ランサムウェアの歴史は1989年まで遡る。初めて特定されたランサムウェアはWindowsを標的とするものであった。Linux向けのランサムウェアの登場は、2015年の「Linux.Encoder.1」とされる。Windows向けのランサムウェアは時間をかけて成熟したが、その機能は近年までLinuxに移植されることはなかったとされている。
Check Pointによると、Linuxを標的とするランサムウェアがWindowsのランサムウェアと異なる点は実装の単純さだという。Linuxの多くのランサムウェアはコア部分に基本的な暗号処理のみを実装しており、それ以外を外部から取得するスクリプトや構成に大きく依存する構造となっている。このため、ランサムウェア本体はとらえどころがなく、検出が困難とされる。
また、Windowsは個人やワークステーションで広く普及しているが、Linuxはサーバとして普及している点も異なっている。このため、Linuxのランサムウェアは中規模または大規模組織向けに戦略的に調整されているという。WindowsとLinuxの暗号化技術の比較では、LinuxのランサムウェアではOpenSSLが好まれる傾向にあり、共通鍵暗号ではAESまたはChaCha20、公開鍵暗号ではRSAが利用されるとしている。

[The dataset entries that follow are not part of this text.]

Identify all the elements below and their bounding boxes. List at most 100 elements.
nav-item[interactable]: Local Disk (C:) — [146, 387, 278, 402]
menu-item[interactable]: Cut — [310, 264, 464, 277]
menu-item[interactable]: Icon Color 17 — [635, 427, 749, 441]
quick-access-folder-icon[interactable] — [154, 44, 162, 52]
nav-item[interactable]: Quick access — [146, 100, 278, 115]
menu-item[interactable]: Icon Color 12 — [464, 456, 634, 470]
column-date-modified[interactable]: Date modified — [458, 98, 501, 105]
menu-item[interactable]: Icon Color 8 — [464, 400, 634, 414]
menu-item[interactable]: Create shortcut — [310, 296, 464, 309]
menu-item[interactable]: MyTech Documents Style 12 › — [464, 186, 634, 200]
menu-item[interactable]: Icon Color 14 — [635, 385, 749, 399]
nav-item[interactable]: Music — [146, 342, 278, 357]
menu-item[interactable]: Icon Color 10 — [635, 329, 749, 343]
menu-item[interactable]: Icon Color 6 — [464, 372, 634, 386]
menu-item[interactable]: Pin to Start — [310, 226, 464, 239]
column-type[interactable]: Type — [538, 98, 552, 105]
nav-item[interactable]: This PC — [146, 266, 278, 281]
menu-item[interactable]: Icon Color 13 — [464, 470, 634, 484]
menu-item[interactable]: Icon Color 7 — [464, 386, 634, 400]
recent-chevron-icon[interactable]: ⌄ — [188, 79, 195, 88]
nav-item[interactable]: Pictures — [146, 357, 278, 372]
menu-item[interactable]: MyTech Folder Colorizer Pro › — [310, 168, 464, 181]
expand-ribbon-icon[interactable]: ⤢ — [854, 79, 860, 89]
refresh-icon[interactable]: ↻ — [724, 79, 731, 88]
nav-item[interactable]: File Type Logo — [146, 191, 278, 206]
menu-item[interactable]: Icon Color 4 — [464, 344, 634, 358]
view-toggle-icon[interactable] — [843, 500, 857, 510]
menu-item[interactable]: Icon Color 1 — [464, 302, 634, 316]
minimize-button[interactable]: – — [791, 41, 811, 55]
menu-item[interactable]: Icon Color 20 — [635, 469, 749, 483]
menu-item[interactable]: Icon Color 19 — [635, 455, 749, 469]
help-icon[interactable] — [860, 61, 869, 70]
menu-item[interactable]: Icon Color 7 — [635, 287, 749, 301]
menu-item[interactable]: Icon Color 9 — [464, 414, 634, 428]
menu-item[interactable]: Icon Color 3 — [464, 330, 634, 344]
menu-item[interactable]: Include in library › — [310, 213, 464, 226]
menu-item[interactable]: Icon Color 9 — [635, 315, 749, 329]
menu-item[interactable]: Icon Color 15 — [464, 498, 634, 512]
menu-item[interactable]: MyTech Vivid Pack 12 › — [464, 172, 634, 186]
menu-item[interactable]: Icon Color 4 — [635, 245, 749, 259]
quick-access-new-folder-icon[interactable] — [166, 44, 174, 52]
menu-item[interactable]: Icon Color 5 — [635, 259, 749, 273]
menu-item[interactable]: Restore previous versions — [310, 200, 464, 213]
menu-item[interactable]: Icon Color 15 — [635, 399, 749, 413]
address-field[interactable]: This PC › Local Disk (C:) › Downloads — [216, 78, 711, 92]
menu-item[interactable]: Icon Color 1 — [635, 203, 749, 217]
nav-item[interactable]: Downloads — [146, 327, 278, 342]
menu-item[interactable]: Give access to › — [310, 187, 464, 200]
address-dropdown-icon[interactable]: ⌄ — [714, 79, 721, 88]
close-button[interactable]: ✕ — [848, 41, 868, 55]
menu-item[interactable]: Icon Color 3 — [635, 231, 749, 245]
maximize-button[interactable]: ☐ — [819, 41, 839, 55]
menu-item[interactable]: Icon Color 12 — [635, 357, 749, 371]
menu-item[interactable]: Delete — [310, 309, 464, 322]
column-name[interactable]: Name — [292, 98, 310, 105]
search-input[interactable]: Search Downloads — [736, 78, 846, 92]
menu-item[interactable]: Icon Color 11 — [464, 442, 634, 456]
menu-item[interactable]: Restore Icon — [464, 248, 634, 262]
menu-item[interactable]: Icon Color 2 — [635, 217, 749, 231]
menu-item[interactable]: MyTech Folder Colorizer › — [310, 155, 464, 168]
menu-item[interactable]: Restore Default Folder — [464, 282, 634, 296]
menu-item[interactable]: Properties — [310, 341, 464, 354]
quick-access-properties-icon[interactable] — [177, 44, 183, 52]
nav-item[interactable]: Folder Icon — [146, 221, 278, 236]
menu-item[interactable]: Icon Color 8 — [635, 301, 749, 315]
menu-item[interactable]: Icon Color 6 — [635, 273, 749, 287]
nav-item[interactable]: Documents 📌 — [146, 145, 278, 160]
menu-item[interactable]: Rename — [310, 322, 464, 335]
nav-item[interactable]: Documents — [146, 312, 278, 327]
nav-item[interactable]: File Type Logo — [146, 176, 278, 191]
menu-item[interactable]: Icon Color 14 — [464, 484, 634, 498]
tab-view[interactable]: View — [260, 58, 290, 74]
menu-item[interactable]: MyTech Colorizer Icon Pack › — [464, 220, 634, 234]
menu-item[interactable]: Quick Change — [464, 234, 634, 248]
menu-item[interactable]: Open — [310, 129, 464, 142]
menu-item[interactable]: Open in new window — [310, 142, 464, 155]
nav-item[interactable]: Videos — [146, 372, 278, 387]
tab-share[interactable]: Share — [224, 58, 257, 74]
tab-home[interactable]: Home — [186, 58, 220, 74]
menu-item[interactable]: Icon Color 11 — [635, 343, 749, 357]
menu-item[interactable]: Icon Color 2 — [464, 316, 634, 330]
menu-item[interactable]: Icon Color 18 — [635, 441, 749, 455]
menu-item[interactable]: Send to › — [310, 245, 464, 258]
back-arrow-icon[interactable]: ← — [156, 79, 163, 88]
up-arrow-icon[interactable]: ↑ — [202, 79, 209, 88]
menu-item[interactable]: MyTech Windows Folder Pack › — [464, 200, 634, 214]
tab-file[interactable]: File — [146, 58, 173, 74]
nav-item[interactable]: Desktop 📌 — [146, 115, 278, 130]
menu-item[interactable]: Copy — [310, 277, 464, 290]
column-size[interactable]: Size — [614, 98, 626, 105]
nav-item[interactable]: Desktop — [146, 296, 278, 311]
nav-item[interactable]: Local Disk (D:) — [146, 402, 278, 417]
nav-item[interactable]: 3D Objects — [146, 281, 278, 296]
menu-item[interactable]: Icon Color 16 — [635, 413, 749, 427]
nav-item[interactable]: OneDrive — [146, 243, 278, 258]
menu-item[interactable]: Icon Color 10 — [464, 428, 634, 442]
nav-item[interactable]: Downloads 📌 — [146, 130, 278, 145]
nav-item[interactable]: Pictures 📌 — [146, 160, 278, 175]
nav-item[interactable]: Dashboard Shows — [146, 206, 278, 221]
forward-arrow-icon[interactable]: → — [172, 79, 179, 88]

ランサムウェアの被害はWindowsだけではなく、Linuxにおいても年々増加する傾向にあるとされている。加えて新しいランサムウェアグループも確認され、その戦術、技術、手順(TTPs)もより高度化してきている。企業や組織のシステムおよびネットワークを保護するためにはより高度な防衛策が必要とされており、高度なエンドポイントセキュリティソリューションの導入が望まれている。